Nouvelles filières pour le don de médicaments

par N. Wihlm

Le don humanitaire des médicaments non utilisés est désormais interdit par la loi. Le réseau Cyclamed, qui organisait cette collecte au nom de la filière pharmaceutique, continuera de reprendre les médicaments en pharmacie mais à des fins de « sécurité sanitaire domestique et environnementale » précise l’association. Tous les restes de médicaments seront incinérés.

C’est une bonne nouvelle, car ce qui partait d’une idée généreuse, à la création de Cyclamed en 1993, s’est révélé contre-productif dans certains pays, et même en France, alimentant des circuits parallèles en dehors de tout accompagnement médical.

En effet, les médicaments non utilisés posent de multiples problèmes.
Des problèmes de conservation et de traçabilité, d’une part. Rien ne garantit que les particuliers aient conservé les médicaments qu’ils rapportent dans de bonnes conditions (à l’abri de la chaleur ou de l’humidité, par exemple).
Ensuite, les délais entre le retour en pharmacie des médicaments non utilisés (MNU) et leur arrivée sur le terrain - il faut les trier, les reconditionner et les acheminer - font qu’une bonne part arrivent déjà périmés ou en passe de l’être.
Enfin, ces MNU sont sortis du circuit pharmaceutique. Cela signifie que si un laboratoire procède à un rappel de lot en raison d’un défaut de fabrication, les MNU concernés risquent fort de passer à travers les mailles du filet.

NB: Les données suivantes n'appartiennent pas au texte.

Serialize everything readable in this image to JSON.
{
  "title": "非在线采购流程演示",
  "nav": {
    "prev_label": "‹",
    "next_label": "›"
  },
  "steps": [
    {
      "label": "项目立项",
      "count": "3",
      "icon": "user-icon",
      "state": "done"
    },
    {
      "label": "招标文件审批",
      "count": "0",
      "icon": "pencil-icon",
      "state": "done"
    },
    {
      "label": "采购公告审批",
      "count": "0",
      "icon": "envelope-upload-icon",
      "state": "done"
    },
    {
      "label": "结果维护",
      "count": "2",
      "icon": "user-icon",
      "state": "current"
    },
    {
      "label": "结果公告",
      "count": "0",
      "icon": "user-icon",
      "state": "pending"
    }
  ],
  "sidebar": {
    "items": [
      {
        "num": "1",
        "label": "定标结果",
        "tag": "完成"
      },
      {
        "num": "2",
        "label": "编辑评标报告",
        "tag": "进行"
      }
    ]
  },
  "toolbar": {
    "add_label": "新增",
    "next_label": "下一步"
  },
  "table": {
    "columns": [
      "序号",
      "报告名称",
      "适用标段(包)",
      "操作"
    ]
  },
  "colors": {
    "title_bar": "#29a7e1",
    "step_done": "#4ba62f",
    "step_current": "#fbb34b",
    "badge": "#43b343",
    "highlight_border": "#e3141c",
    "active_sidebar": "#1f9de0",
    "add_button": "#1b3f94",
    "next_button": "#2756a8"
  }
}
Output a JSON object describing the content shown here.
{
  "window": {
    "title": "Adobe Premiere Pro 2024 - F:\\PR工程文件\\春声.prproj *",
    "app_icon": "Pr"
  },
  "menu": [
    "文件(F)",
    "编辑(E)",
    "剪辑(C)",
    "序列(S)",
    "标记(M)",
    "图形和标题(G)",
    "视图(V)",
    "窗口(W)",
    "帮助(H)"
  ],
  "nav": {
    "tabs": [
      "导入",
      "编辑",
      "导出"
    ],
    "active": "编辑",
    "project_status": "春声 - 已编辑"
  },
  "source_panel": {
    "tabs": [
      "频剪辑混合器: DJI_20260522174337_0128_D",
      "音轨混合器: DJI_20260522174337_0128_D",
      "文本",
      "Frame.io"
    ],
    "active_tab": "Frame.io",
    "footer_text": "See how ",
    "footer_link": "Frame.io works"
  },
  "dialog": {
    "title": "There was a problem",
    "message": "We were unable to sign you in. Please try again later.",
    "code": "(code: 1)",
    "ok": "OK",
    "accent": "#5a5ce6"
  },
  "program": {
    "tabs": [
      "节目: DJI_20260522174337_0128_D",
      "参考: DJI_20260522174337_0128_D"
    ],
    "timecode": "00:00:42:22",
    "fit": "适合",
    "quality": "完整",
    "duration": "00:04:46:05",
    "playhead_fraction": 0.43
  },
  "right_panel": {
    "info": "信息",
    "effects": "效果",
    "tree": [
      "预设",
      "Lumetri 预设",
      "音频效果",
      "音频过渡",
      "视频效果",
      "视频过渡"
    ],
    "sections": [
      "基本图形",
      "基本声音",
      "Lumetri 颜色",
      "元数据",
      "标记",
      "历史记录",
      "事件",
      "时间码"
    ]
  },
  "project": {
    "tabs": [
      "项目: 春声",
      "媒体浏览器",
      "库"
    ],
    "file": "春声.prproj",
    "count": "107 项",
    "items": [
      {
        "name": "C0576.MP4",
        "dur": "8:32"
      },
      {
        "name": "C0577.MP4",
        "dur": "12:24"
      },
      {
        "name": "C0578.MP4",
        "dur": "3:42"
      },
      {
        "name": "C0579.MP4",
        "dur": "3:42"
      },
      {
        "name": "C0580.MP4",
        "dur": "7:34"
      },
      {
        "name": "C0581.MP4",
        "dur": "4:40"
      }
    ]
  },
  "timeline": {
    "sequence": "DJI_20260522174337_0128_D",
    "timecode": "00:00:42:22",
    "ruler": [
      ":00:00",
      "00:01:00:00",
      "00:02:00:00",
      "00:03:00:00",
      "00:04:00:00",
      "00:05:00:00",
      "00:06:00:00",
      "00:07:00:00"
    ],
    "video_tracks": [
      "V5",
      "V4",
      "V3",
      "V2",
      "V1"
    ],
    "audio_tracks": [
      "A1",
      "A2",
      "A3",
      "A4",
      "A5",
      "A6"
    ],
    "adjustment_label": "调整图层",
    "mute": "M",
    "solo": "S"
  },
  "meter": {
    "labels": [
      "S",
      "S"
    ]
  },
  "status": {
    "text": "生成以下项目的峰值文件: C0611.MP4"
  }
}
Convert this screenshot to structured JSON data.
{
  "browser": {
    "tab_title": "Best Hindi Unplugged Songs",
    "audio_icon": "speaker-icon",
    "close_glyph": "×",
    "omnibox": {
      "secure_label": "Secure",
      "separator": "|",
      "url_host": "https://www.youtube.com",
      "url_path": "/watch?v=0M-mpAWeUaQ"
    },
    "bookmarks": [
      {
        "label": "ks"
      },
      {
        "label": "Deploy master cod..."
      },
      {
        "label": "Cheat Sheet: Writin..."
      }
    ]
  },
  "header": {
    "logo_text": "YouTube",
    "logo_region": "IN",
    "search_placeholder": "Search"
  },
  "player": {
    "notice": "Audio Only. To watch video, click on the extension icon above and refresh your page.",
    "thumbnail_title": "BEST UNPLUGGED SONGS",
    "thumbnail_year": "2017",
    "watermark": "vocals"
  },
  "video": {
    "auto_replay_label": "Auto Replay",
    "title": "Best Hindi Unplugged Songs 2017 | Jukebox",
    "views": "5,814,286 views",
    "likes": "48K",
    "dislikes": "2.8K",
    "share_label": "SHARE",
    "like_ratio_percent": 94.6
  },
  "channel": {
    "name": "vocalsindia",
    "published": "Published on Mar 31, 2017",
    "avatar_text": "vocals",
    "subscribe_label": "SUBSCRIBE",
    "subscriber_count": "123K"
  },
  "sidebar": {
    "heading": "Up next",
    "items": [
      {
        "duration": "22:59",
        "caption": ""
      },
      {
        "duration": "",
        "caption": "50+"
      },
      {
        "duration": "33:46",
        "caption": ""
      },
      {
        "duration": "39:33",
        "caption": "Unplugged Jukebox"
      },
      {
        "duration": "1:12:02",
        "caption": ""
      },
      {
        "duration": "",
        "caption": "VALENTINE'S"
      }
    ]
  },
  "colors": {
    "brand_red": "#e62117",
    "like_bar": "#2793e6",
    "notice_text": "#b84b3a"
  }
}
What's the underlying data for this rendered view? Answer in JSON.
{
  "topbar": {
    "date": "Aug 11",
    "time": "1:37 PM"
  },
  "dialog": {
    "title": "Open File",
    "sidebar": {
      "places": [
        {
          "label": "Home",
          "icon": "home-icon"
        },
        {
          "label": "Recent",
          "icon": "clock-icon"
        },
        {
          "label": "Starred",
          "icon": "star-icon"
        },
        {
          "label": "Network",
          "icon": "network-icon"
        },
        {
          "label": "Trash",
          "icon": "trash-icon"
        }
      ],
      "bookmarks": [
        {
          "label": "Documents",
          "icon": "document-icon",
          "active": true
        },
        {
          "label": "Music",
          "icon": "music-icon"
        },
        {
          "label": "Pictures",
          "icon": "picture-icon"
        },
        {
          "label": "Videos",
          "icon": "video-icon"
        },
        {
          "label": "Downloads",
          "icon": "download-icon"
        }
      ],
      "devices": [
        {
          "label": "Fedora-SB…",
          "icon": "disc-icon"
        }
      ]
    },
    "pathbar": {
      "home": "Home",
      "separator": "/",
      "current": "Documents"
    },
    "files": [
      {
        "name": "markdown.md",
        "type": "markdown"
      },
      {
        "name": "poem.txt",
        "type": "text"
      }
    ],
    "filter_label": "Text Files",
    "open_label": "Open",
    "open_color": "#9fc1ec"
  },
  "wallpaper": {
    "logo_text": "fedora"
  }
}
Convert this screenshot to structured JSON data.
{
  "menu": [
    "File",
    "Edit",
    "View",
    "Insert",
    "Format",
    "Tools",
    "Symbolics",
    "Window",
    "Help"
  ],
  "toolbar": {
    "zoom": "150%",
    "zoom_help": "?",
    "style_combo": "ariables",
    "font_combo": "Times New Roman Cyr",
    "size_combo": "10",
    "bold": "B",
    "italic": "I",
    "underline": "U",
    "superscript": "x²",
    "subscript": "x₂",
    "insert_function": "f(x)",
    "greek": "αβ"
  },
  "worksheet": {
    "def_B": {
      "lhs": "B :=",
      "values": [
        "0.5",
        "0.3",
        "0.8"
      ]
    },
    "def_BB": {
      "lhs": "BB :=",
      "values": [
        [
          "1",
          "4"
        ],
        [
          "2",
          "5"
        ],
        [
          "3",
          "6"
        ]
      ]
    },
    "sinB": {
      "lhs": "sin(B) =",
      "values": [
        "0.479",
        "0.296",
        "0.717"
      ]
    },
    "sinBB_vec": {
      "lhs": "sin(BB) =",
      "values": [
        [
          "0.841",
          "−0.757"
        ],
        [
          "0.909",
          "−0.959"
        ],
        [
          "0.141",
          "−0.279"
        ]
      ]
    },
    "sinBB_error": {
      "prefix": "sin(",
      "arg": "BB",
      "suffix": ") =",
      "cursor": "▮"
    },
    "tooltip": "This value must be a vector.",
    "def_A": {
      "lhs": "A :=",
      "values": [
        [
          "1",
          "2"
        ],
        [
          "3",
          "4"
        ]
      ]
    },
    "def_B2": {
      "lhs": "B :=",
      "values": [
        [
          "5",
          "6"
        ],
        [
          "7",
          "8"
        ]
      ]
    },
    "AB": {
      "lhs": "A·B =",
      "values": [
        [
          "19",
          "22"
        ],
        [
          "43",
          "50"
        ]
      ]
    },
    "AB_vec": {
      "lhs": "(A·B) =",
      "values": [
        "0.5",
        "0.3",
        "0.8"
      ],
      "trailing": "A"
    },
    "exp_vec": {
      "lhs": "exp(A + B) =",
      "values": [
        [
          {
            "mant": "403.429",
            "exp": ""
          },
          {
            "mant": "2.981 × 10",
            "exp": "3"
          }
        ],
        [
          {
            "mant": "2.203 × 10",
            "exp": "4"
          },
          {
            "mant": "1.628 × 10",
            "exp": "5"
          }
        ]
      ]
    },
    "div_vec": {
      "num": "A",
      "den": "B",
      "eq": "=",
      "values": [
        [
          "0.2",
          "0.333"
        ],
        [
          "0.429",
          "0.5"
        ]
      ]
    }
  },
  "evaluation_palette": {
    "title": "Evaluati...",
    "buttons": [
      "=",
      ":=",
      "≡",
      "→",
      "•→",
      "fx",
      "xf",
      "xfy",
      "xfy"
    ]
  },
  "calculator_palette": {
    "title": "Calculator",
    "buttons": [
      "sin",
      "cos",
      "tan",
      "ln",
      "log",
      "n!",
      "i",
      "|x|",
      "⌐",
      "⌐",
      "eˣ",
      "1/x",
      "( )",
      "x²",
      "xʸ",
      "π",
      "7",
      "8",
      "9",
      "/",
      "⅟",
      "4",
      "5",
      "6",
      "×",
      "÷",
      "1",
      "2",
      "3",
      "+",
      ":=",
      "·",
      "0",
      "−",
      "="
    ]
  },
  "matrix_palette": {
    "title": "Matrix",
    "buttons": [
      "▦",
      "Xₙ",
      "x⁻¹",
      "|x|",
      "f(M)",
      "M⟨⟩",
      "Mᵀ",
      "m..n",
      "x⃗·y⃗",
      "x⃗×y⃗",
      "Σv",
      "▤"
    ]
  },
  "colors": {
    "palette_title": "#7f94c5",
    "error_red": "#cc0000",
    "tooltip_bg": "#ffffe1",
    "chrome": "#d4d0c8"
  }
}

L’autre souci avec les MNU, c’est qu’ils sont très souvent inadaptés aux besoins des pays dans lesquels ils sont envoyés. La plupart concernent des pathologies communes dans les pays du Nord, mais ne sont pas sur la liste des médicaments essentiels pour la majorité des pays du Sud.

Les pays en voie de développement se regroupent désormais pour acheter des génériques aux laboratoires pharmaceutiques. Les grandes ONG, comme la Croix Rouge ou Médecins Sans Frontières font de même, plutôt que d’utiliser les médicaments non utilisés. Ces professionnels de l’humanitaire et de la santé ne font qu’appliquer là une recommandation de l’OMS datant de 1996.